1937. Русские на Луне
Шрифт:
Но город этот пока остается ему чужим, лишь позволив ему на время остаться здесь, как позволяет сделать это крупное животное насекомым, которые сели ему на спину, потому что просто не замечает их. Начни они досаждать ему, то перевернется вверх ногами и растопчет насекомых, или хвостом прогонит, или в воду окунется, и тогда все они утонут.
Уехать отсюда? Он еще не обсуждал этот вопрос со Спасаломской. Они вообще мало что еще обсуждали. Не стоит ее спрашивать о другом городе. Это поставит ее перед выбором. По сути, выбором ненужным. Потому что Шешель знал ответ на этот вопрос. Только звучал он несколько иначе:
«Сможет
Он знал ответ.
«Нет».
Но даже если и сможет, то она изменится, станет другой и начнет медленно умирать душой. Лучше не ставить ее перед таким выбором. Но как же тогда? Терпеть самому?
Он издали заметил авто Спасаломской. Скорее даже не увидел, а догадался, что то красное пятно возле ее дома — авто. Он нажал на педали, увеличивая скорость, как бегуны при финишном спурте ускоряются, если у них остались еще силы, а ноги не заплетаются. Припарковался позади красного авто, выскочил прочь, даже не потрудившись дверцу закрыть, взбежал по лестнице, перепрыгивая через ступеньки — одну или две. Дыхание у него сбилось, а сердце от напряжения заколотилось, заволновалось, как близкий к взрыву паровой котел. Сколько он ни стучал в дверь, сколько ни жал дверной звонок, никто внутри не откликался, не шел к нему, точно все там оглохли.

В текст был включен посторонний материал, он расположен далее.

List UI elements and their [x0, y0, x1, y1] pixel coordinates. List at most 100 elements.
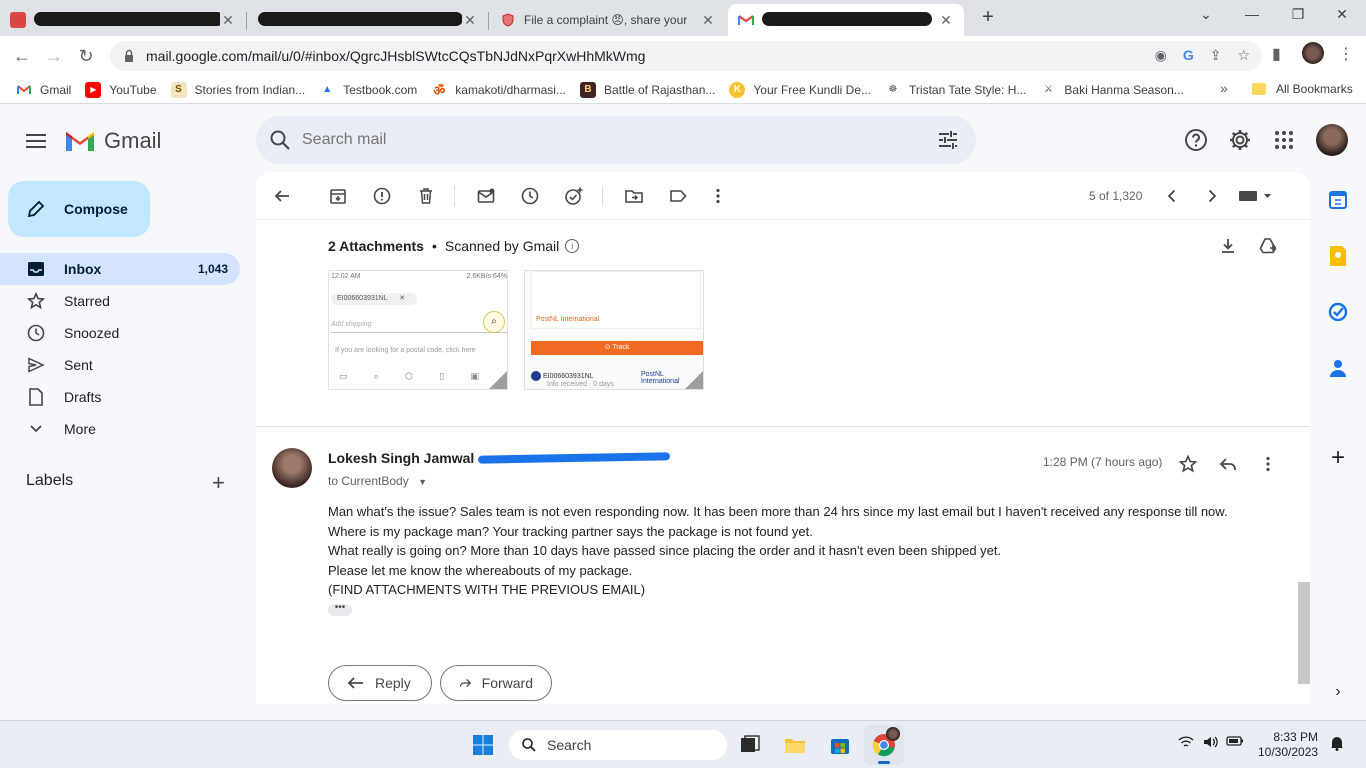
reply-icon[interactable]: [1218, 454, 1238, 474]
browser-tab-2[interactable]: ✕: [248, 4, 488, 36]
move-to-icon[interactable]: [624, 186, 644, 206]
sidebar-item-snoozed[interactable]: Snoozed: [0, 317, 240, 349]
system-clock[interactable]: 8:33 PM 10/30/2023: [1258, 730, 1318, 760]
all-bookmarks-folder[interactable]: All Bookmarks: [1252, 82, 1353, 96]
chrome-menu-icon[interactable]: ⋮: [1338, 44, 1354, 64]
get-addons-icon[interactable]: +: [1326, 444, 1350, 471]
close-icon[interactable]: ✕: [938, 12, 954, 29]
attachment-thumbnail-1[interactable]: 12:02 AM 2.6KB/s 64% EI006603931NL ✕ Add…: [328, 270, 508, 390]
sidebar-item-starred[interactable]: Starred: [0, 285, 240, 317]
download-all-icon[interactable]: [1218, 236, 1238, 256]
apps-grid-icon[interactable]: [1272, 128, 1296, 152]
bookmark-kamakoti[interactable]: ॐ kamakoti/dharmasi...: [431, 82, 566, 98]
add-to-drive-icon[interactable]: [1258, 236, 1278, 256]
window-close-icon[interactable]: ✕: [1322, 6, 1362, 26]
input-tools-keyboard-icon[interactable]: [1238, 186, 1274, 206]
site-info-icon[interactable]: [122, 49, 136, 63]
restore-icon[interactable]: ❐: [1278, 6, 1318, 26]
browser-tab-1[interactable]: ✕: [0, 4, 246, 36]
sidebar-item-more[interactable]: More: [0, 413, 240, 445]
bookmark-kundli[interactable]: K Your Free Kundli De...: [729, 81, 871, 98]
more-bookmarks-icon[interactable]: »: [1220, 80, 1228, 96]
report-spam-icon[interactable]: [372, 186, 392, 206]
browser-tab-3[interactable]: File a complaint 😠, share your ✕: [490, 4, 726, 36]
close-icon[interactable]: ✕: [462, 12, 478, 29]
older-chevron-icon[interactable]: [1202, 186, 1222, 206]
main-menu-icon[interactable]: [24, 130, 48, 154]
archive-icon[interactable]: [328, 186, 348, 206]
sidebar-item-inbox[interactable]: Inbox 1,043: [0, 253, 240, 285]
battery-icon[interactable]: [1226, 735, 1244, 750]
show-trimmed-content-button[interactable]: •••: [328, 603, 352, 616]
keep-icon[interactable]: [1326, 244, 1350, 268]
minimize-icon[interactable]: —: [1232, 6, 1272, 26]
tasks-icon[interactable]: [1326, 300, 1350, 324]
bookmark-battle[interactable]: B Battle of Rajasthan...: [579, 81, 715, 98]
bookmark-star-icon[interactable]: ☆: [1237, 47, 1250, 64]
back-arrow-icon[interactable]: ←: [10, 44, 34, 68]
close-icon[interactable]: ✕: [220, 12, 236, 29]
forward-button[interactable]: Forward: [440, 665, 552, 701]
calendar-icon[interactable]: [1326, 188, 1350, 212]
info-icon[interactable]: i: [565, 239, 580, 253]
expand-side-panel-icon[interactable]: ›: [1326, 680, 1350, 704]
back-to-inbox-icon[interactable]: [272, 186, 292, 206]
task-view-icon[interactable]: [738, 733, 762, 757]
google-lens-icon[interactable]: G: [1183, 47, 1194, 64]
add-task-icon[interactable]: [564, 186, 584, 206]
account-avatar[interactable]: [1316, 124, 1348, 156]
bookmark-tristan[interactable]: ☸ Tristan Tate Style: H...: [885, 82, 1027, 98]
recipient-line[interactable]: to CurrentBody ▼: [328, 474, 427, 488]
taskbar-search[interactable]: Search: [509, 730, 727, 760]
new-tab-button[interactable]: +: [976, 6, 1000, 30]
bookmark-stories[interactable]: S Stories from Indian...: [170, 81, 305, 98]
bookmark-baki[interactable]: ⚔ Baki Hanma Season...: [1040, 82, 1184, 98]
label-icon[interactable]: [668, 186, 688, 206]
snooze-icon[interactable]: [520, 186, 540, 206]
gmail-logo[interactable]: Gmail: [64, 128, 161, 154]
address-bar[interactable]: mail.google.com/mail/u/0/#inbox/QgrcJHsb…: [110, 41, 1262, 71]
browser-tab-gmail[interactable]: ✕: [728, 4, 964, 36]
message-more-icon[interactable]: [1258, 454, 1278, 474]
search-input[interactable]: [302, 131, 902, 149]
attachment-thumbnail-2[interactable]: PostNL International ⊙ Track EI006603931…: [524, 270, 704, 390]
sender-name[interactable]: Lokesh Singh Jamwal: [328, 450, 474, 466]
search-icon[interactable]: [268, 128, 292, 152]
eye-icon[interactable]: ◉: [1155, 47, 1167, 64]
star-message-icon[interactable]: [1178, 454, 1198, 474]
help-icon[interactable]: [1184, 128, 1208, 152]
tab-search-icon[interactable]: ⌄: [1186, 6, 1226, 26]
delete-icon[interactable]: [416, 186, 436, 206]
bookmark-youtube[interactable]: ▶ YouTube: [85, 81, 157, 98]
file-explorer-icon[interactable]: [783, 733, 807, 757]
bookmark-gmail[interactable]: Gmail: [16, 82, 71, 98]
sidebar-item-drafts[interactable]: Drafts: [0, 381, 240, 413]
add-label-icon[interactable]: +: [212, 470, 225, 496]
settings-gear-icon[interactable]: [1228, 128, 1252, 152]
notification-bell-icon[interactable]: [1330, 735, 1344, 754]
more-options-icon[interactable]: [708, 186, 728, 206]
side-panel-icon[interactable]: ▮: [1272, 44, 1281, 64]
close-icon[interactable]: ✕: [700, 12, 716, 29]
contacts-icon[interactable]: [1326, 356, 1350, 380]
reload-icon[interactable]: ↻: [74, 44, 98, 68]
volume-icon[interactable]: [1202, 735, 1218, 752]
compose-button[interactable]: Compose: [8, 181, 150, 237]
sidebar-item-sent[interactable]: Sent: [0, 349, 240, 381]
bookmark-testbook[interactable]: ▲ Testbook.com: [319, 82, 417, 98]
message-scrollbar[interactable]: [1298, 582, 1310, 684]
wifi-icon[interactable]: [1178, 735, 1194, 752]
search-options-icon[interactable]: [936, 128, 960, 152]
chrome-active-app[interactable]: [864, 725, 904, 765]
newer-chevron-icon[interactable]: [1162, 186, 1182, 206]
recipient-details-dropdown-icon[interactable]: ▼: [418, 477, 427, 487]
reply-button[interactable]: Reply: [328, 665, 432, 701]
forward-arrow-icon[interactable]: →: [42, 44, 66, 68]
mark-unread-icon[interactable]: [476, 186, 496, 206]
sender-avatar[interactable]: [272, 448, 312, 488]
share-icon[interactable]: ⇪: [1210, 47, 1222, 64]
profile-avatar[interactable]: [1302, 42, 1324, 64]
url-text: mail.google.com/mail/u/0/#inbox/QgrcJHsb…: [146, 48, 646, 64]
microsoft-store-icon[interactable]: [828, 733, 852, 757]
windows-start-icon[interactable]: [471, 733, 495, 757]
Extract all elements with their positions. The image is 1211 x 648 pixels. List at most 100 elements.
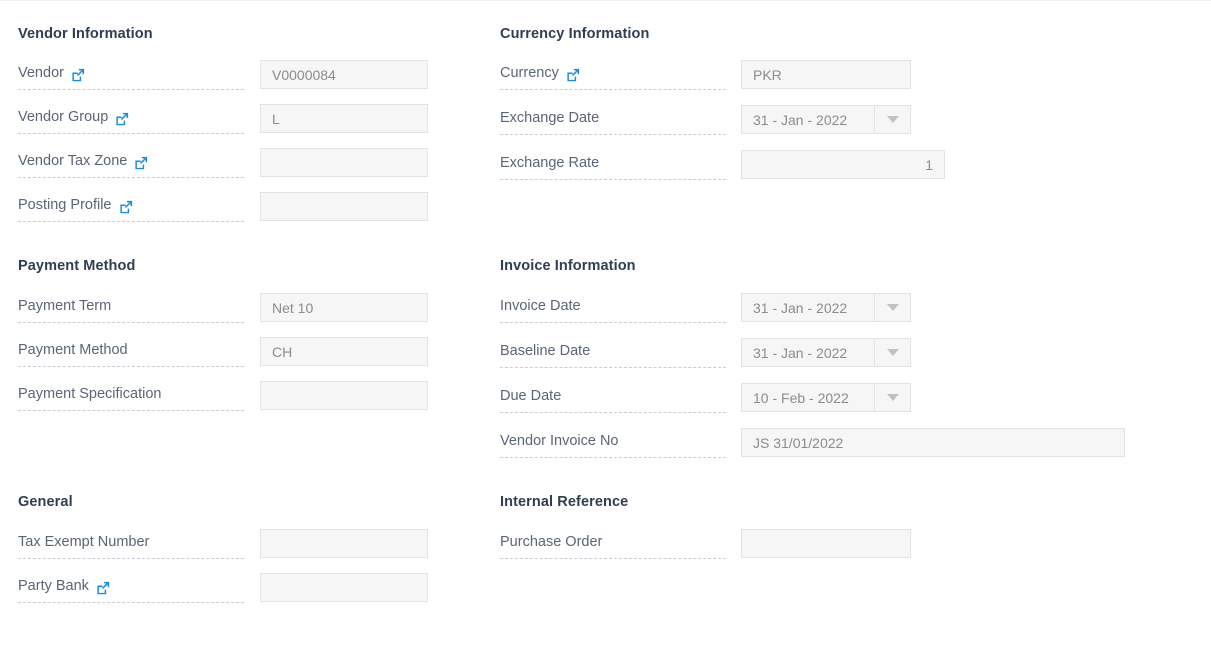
input-due-date[interactable]: 10 - Feb - 2022 xyxy=(741,383,911,412)
external-link-icon[interactable] xyxy=(566,68,580,82)
label-text-baseline-date: Baseline Date xyxy=(500,343,591,360)
label-text-vendor-group: Vendor Group xyxy=(18,109,109,126)
calendar-dropdown-button-invoice-date[interactable] xyxy=(874,294,910,321)
field-label-payment-term: Payment Term xyxy=(18,293,244,323)
label-text-vendor-invoice-no: Vendor Invoice No xyxy=(500,433,619,450)
field-label-exchange-rate: Exchange Rate xyxy=(500,150,726,180)
field-row-due-date: Due Date 10 - Feb - 2022 xyxy=(500,383,911,427)
input-purchase-order[interactable] xyxy=(741,529,911,558)
calendar-dropdown-button-due-date[interactable] xyxy=(874,384,910,411)
input-value-vendor: V0000084 xyxy=(272,66,336,83)
input-payment-term[interactable]: Net 10 xyxy=(260,293,428,322)
section-title-vendor-information: Vendor Information xyxy=(18,26,153,42)
field-row-vendor-tax-zone: Vendor Tax Zone xyxy=(18,148,428,192)
external-link-icon[interactable] xyxy=(71,68,85,82)
chevron-down-icon xyxy=(886,116,899,123)
label-text-invoice-date: Invoice Date xyxy=(500,298,581,315)
input-baseline-date[interactable]: 31 - Jan - 2022 xyxy=(741,338,911,367)
label-text-exchange-date: Exchange Date xyxy=(500,110,600,127)
input-value-payment-term: Net 10 xyxy=(272,299,314,316)
chevron-down-icon xyxy=(886,349,899,356)
field-row-posting-profile: Posting Profile xyxy=(18,192,428,236)
input-value-invoice-date: 31 - Jan - 2022 xyxy=(753,299,848,316)
section-title-invoice-information: Invoice Information xyxy=(500,258,636,274)
field-row-payment-term: Payment Term Net 10 xyxy=(18,293,428,337)
field-label-vendor-invoice-no: Vendor Invoice No xyxy=(500,428,726,458)
field-label-invoice-date: Invoice Date xyxy=(500,293,726,323)
field-row-invoice-date: Invoice Date 31 - Jan - 2022 xyxy=(500,293,911,337)
label-text-payment-specification: Payment Specification xyxy=(18,386,162,403)
field-label-exchange-date: Exchange Date xyxy=(500,105,726,135)
label-text-purchase-order: Purchase Order xyxy=(500,534,603,551)
chevron-down-icon xyxy=(886,304,899,311)
field-label-payment-method: Payment Method xyxy=(18,337,244,367)
label-text-due-date: Due Date xyxy=(500,388,562,405)
field-row-party-bank: Party Bank xyxy=(18,573,428,617)
label-text-vendor-tax-zone: Vendor Tax Zone xyxy=(18,153,128,170)
input-payment-method[interactable]: CH xyxy=(260,337,428,366)
input-value-baseline-date: 31 - Jan - 2022 xyxy=(753,344,848,361)
section-title-currency-information: Currency Information xyxy=(500,26,650,42)
field-row-purchase-order: Purchase Order xyxy=(500,529,911,573)
field-row-payment-method: Payment Method CH xyxy=(18,337,428,381)
field-label-tax-exempt-number: Tax Exempt Number xyxy=(18,529,244,559)
field-label-vendor-tax-zone: Vendor Tax Zone xyxy=(18,148,244,178)
input-value-payment-method: CH xyxy=(272,343,293,360)
label-text-exchange-rate: Exchange Rate xyxy=(500,155,600,172)
input-value-due-date: 10 - Feb - 2022 xyxy=(753,389,849,406)
input-vendor-group[interactable]: L xyxy=(260,104,428,133)
input-posting-profile[interactable] xyxy=(260,192,428,221)
external-link-icon[interactable] xyxy=(115,112,129,126)
field-label-currency: Currency xyxy=(500,60,726,90)
field-row-tax-exempt-number: Tax Exempt Number xyxy=(18,529,428,573)
field-row-vendor: Vendor V0000084 xyxy=(18,60,428,104)
input-value-vendor-group: L xyxy=(272,110,280,127)
field-row-currency: Currency PKR xyxy=(500,60,911,104)
input-vendor-tax-zone[interactable] xyxy=(260,148,428,177)
input-exchange-rate[interactable]: 1 xyxy=(741,150,945,179)
input-value-currency: PKR xyxy=(753,66,782,83)
label-text-payment-term: Payment Term xyxy=(18,298,112,315)
label-text-tax-exempt-number: Tax Exempt Number xyxy=(18,534,150,551)
input-value-vendor-invoice-no: JS 31/01/2022 xyxy=(753,434,844,451)
external-link-icon[interactable] xyxy=(119,200,133,214)
field-row-vendor-invoice-no: Vendor Invoice No JS 31/01/2022 xyxy=(500,428,1125,472)
field-label-due-date: Due Date xyxy=(500,383,726,413)
input-exchange-date[interactable]: 31 - Jan - 2022 xyxy=(741,105,911,134)
label-text-payment-method: Payment Method xyxy=(18,342,128,359)
input-value-exchange-date: 31 - Jan - 2022 xyxy=(753,111,848,128)
label-text-posting-profile: Posting Profile xyxy=(18,197,112,214)
field-label-vendor-group: Vendor Group xyxy=(18,104,244,134)
input-payment-specification[interactable] xyxy=(260,381,428,410)
label-text-vendor: Vendor xyxy=(18,65,64,82)
field-label-payment-specification: Payment Specification xyxy=(18,381,244,411)
input-vendor[interactable]: V0000084 xyxy=(260,60,428,89)
input-currency[interactable]: PKR xyxy=(741,60,911,89)
field-label-baseline-date: Baseline Date xyxy=(500,338,726,368)
field-label-vendor: Vendor xyxy=(18,60,244,90)
external-link-icon[interactable] xyxy=(96,581,110,595)
field-row-baseline-date: Baseline Date 31 - Jan - 2022 xyxy=(500,338,911,382)
external-link-icon[interactable] xyxy=(134,156,148,170)
input-invoice-date[interactable]: 31 - Jan - 2022 xyxy=(741,293,911,322)
label-text-party-bank: Party Bank xyxy=(18,578,89,595)
section-title-general: General xyxy=(18,494,73,510)
label-text-currency: Currency xyxy=(500,65,559,82)
calendar-dropdown-button-exchange-date[interactable] xyxy=(874,106,910,133)
chevron-down-icon xyxy=(886,394,899,401)
input-party-bank[interactable] xyxy=(260,573,428,602)
field-label-purchase-order: Purchase Order xyxy=(500,529,726,559)
section-title-payment-method: Payment Method xyxy=(18,258,136,274)
field-row-payment-specification: Payment Specification xyxy=(18,381,428,425)
field-row-exchange-date: Exchange Date 31 - Jan - 2022 xyxy=(500,105,911,149)
field-row-exchange-rate: Exchange Rate 1 xyxy=(500,150,945,194)
input-value-exchange-rate: 1 xyxy=(925,156,933,173)
vendor-invoice-form: Vendor Information Vendor V0000084 Vendor G… xyxy=(0,0,1211,648)
input-vendor-invoice-no[interactable]: JS 31/01/2022 xyxy=(741,428,1125,457)
field-label-posting-profile: Posting Profile xyxy=(18,192,244,222)
field-row-vendor-group: Vendor Group L xyxy=(18,104,428,148)
input-tax-exempt-number[interactable] xyxy=(260,529,428,558)
section-title-internal-reference: Internal Reference xyxy=(500,494,629,510)
calendar-dropdown-button-baseline-date[interactable] xyxy=(874,339,910,366)
field-label-party-bank: Party Bank xyxy=(18,573,244,603)
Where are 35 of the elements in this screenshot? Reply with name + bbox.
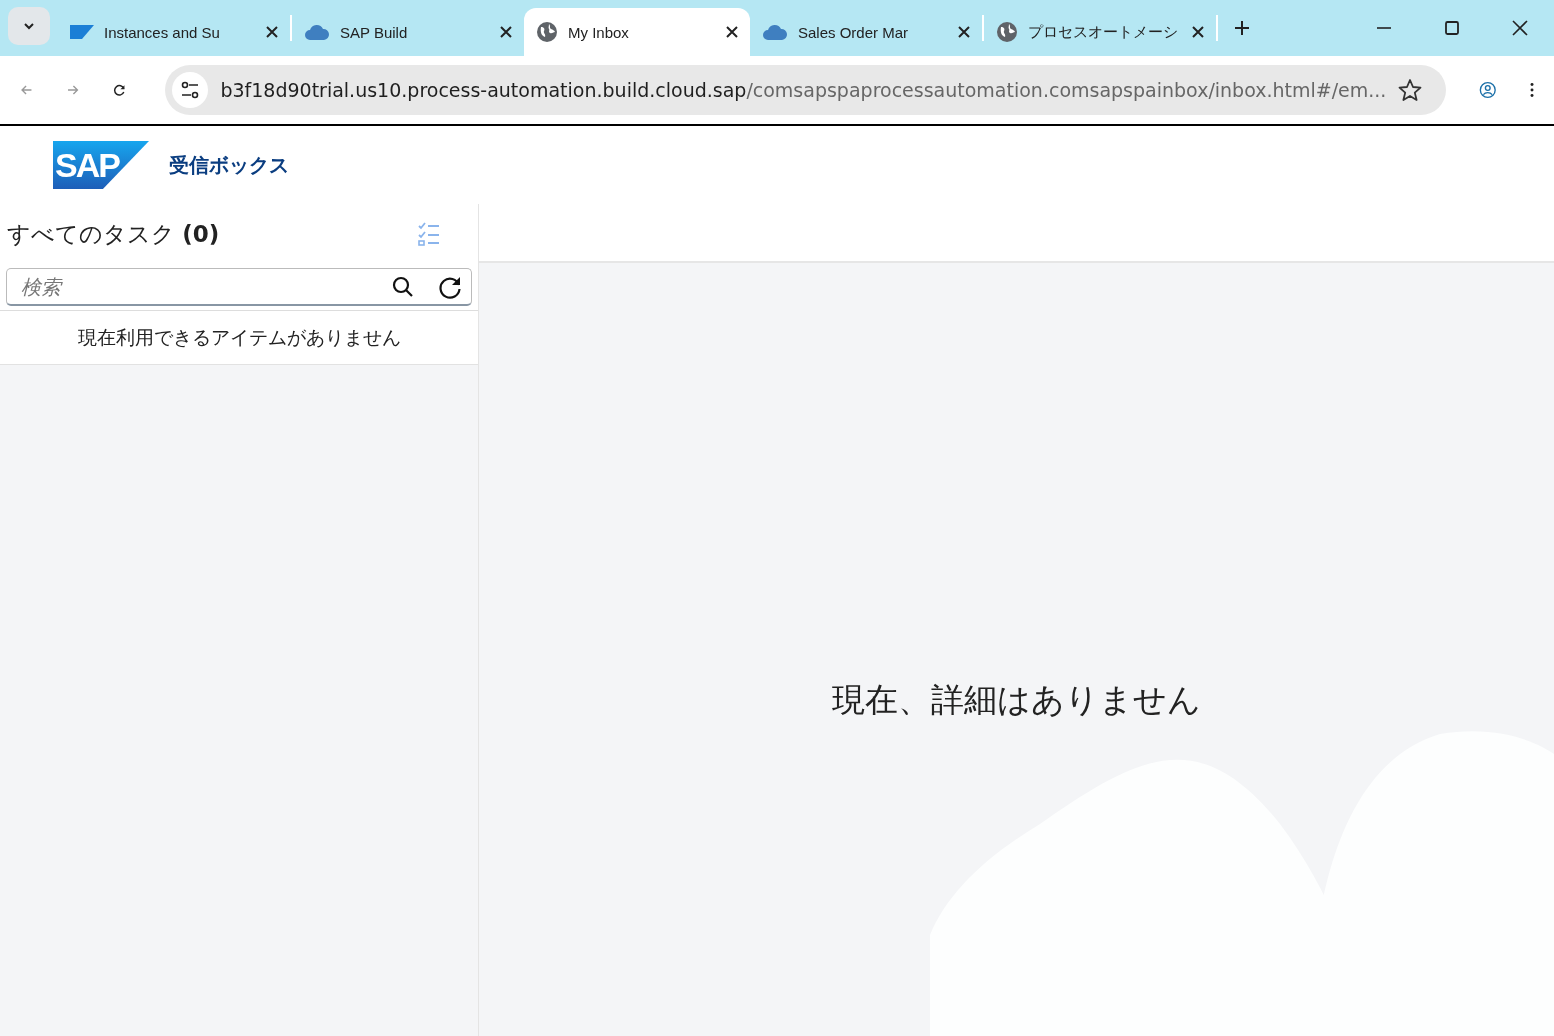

Он приложил ухо к двери, но слышал только, как бьется его сердце, да гудит кровь в голове, а чуть позже он различил, как тикают за дверью часы, но больше никаких звуков оттуда не раздавалось. Только тишина. Пугающая тишина, как в склепе, пыльная и мертвая, от которой начинает пробивать озноб. Наверное, вместо обоев стены у нее обклеены плакатами фильмов, в которых она снималась.
«Где все? Где служанка?»
Он мог бы чуть надавить плечом на дверь, а если бы она не поддалась, отойти от нее немного, разбежаться и удариться в нее всем телом, как тараном, вышибить ее, снести с петель. Будет не так уж больно.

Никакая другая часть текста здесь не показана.